Chinese Dithering Seals Kim Jong Il’s Fate
With the Bush administration on the verge of giving up on diplomacy with North Korea and pursuing economic strangulation instead, one would suspect that China might finally engage in some serious diplomacy of its own to force North Korea back to the talks. Not so. Once again, the Chinese have sent emissaries to Pyongyang, and still North Korea refuses to engage in serious diplomacy. And how has China responded?
Several officials and diplomats noted that, while Mr. Pak was in Beijing last month, the Chinese government also agreed to grant North Korea significant new loan guarantees, though the details were not known.
Officials also pointed out that Chinese trade with North Korea has increased significantly over the last year. One Asian diplomat put the rate of increase at 40 percent.
China, which so recently demonstrated its ability to get its way in North Korea when it has the will, apparently lacks the will to stop North Korea from selling uranium to A.Q. Khan and his clients . . . as long as Taiwan isn’t one of them, presumably. China will continue to dither because it is (1) paralyzed by a corrupt and ossified leadership, (2) trying to extract concessions on Taiwan that it won’t get, and (3) fundamentally not displeased about all the trouble that North Korea is making for the United States.

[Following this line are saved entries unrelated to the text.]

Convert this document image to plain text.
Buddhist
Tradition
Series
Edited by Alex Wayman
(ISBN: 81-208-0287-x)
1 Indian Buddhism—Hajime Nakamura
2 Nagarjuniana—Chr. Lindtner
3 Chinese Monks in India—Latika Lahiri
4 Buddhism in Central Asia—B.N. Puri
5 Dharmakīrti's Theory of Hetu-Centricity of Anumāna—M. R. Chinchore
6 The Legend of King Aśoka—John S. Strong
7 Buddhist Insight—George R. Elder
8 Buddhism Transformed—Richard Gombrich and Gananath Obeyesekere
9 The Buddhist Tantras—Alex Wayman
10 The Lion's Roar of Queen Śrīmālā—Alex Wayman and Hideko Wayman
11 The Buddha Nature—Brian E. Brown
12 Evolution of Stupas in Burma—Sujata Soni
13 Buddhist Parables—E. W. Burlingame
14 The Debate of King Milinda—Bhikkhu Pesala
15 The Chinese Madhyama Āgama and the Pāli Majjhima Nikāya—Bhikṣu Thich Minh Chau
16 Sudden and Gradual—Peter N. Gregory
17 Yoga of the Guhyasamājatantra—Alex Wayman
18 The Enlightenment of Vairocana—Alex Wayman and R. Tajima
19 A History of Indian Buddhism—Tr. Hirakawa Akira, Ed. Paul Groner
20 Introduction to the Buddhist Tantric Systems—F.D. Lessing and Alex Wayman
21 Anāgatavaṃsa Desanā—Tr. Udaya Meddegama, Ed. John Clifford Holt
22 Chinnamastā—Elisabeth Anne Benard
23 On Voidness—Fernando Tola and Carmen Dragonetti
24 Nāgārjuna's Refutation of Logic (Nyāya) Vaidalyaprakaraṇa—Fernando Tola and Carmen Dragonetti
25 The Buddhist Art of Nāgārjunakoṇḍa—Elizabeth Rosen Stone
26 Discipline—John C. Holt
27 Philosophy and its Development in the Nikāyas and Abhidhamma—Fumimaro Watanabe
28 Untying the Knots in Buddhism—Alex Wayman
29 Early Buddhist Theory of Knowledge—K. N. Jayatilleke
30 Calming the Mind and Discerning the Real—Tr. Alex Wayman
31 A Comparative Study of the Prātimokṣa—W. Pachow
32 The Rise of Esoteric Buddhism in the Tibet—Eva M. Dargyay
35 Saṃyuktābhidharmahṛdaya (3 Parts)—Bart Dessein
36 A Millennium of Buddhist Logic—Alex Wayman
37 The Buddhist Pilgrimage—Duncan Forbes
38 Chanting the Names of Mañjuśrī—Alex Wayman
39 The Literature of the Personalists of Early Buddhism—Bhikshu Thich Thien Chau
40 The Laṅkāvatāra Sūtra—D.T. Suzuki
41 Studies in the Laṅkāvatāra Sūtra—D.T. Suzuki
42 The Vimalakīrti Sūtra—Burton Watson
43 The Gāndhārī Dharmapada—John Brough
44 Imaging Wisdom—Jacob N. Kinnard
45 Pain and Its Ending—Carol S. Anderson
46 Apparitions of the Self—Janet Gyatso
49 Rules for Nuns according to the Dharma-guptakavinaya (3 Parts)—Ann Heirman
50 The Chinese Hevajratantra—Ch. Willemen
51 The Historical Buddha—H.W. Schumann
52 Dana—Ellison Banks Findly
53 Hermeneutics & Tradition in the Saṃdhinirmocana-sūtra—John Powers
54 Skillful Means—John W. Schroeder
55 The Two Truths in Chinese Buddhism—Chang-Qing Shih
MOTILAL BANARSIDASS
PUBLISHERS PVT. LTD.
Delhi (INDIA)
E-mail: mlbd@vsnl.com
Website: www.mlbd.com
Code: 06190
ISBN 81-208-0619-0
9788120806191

The result? The United States should never have been particularly concerned with the interests of China’s Mandarin gerontocracy, but it will be less so now. It will give up on diplomacy, which depend in large part on China’s nonexistent good faith, and pursue regime change full-bore. The likely result will be that China will face the violent and chaotic collapse of the Communist ally on its border and a much-feared flood of refugees–some of them with weapons. So be it.